Why don’t you want insurance companies to make special deals with doctors? That is part of what Obamacare (or any similar government reform) is.
Another thing. It’s not insurance companies who ‘don’t like’ these fascist economics. It’s me. I am not an insurance company.
Businesses do just fine under fascist economics. After all they become quasi-state instruments and intimately connected with the state. This comes with a lot of power, cozy relationships, ability to keep out competitors, etc. That is exactly what has happened and will only increasingly happen under our fascist health policies. We have effectively, over the years, commandeered health insurance companies as instruments of state policy.
Again, they are not the ones complaining about that. They will make out nicely. I’m the one complaining about it. If you wished to make an argument against what I’m saying, telling insurance companies to ‘pack up shop’ is a non sequitur of the highest order.
>Suppose there were a law forcing all employers to give all their full-time employees state-of-the-art $25k jacuzzis. What would happen?
OMG!!! That is such an awesome idea.
Somehow this thread got sidetracked. A lot of odd talk about insurance companies and lobbying. This idea of yours is pretty astonishing. I mean enough ppl want to go to America as it is but can you just imagine how America would be the envy of the world (and rightly so) were the government to mandate 25k Jacuzzis?
You know what?
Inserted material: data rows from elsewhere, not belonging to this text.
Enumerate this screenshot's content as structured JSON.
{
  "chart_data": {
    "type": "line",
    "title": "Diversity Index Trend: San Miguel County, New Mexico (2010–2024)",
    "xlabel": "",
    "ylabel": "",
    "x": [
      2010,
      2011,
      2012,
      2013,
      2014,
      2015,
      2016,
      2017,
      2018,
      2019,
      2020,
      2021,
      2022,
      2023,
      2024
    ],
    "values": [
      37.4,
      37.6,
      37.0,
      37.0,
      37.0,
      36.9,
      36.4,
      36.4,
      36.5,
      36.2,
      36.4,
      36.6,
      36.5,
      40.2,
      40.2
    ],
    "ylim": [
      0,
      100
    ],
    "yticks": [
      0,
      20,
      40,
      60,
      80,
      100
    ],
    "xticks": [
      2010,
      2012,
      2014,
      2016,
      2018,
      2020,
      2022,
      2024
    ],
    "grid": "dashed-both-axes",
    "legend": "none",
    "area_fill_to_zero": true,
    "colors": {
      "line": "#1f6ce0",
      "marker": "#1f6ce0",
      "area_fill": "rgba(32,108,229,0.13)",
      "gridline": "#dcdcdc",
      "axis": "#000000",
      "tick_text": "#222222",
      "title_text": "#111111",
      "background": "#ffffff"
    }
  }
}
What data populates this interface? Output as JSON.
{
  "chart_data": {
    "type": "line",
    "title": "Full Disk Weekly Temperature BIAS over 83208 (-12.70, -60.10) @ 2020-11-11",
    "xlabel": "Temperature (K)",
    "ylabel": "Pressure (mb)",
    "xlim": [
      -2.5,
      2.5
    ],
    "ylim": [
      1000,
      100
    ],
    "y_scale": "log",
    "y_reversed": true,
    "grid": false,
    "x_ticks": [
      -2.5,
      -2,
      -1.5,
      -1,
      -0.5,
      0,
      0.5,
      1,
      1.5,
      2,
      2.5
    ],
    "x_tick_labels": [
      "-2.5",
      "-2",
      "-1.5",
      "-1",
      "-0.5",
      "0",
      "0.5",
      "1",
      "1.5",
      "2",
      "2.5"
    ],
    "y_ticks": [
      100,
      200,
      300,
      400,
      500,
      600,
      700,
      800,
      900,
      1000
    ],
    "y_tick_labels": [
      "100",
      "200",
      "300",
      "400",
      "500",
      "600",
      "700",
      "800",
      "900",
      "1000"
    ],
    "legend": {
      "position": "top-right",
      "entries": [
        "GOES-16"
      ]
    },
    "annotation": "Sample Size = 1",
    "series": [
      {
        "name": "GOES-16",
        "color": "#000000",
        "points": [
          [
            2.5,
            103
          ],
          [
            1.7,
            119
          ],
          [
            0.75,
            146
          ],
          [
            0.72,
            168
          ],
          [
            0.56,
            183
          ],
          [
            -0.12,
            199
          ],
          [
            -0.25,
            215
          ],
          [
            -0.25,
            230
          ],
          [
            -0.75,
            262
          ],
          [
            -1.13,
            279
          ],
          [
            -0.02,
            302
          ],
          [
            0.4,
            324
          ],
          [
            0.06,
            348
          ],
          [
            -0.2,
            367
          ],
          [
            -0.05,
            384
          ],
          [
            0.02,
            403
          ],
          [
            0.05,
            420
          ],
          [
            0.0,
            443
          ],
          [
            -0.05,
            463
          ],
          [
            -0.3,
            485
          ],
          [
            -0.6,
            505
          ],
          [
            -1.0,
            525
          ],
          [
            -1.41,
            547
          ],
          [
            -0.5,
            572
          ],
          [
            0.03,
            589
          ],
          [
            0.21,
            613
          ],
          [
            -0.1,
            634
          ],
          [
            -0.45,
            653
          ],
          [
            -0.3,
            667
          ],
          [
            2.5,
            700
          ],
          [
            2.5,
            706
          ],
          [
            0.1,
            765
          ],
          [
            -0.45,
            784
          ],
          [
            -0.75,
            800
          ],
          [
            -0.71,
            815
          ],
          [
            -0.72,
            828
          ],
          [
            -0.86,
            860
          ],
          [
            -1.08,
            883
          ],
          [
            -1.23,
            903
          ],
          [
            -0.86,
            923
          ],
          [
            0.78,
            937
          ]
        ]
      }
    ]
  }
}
Taken together with minimum wage, it’d probably be only rich people who’d get a lower salary (which they wouldn’t notice anyway cause their salary is so damn high). The workforce might remain more or less the same (plus many more people working for jacuzzi companies). And people’s lifestyle (especially in the Bronx etc.) would go way up!
I didn’t think jacuzzis are great .. no big deal, boring.. but I was at a Hyatt hotel recently and their jacuzzi!!! Oh man! Mind you, that might be a 40k one.
I’ll vote you in as President if you run on that platform. Can’t understand why this topic was neglected on this thread.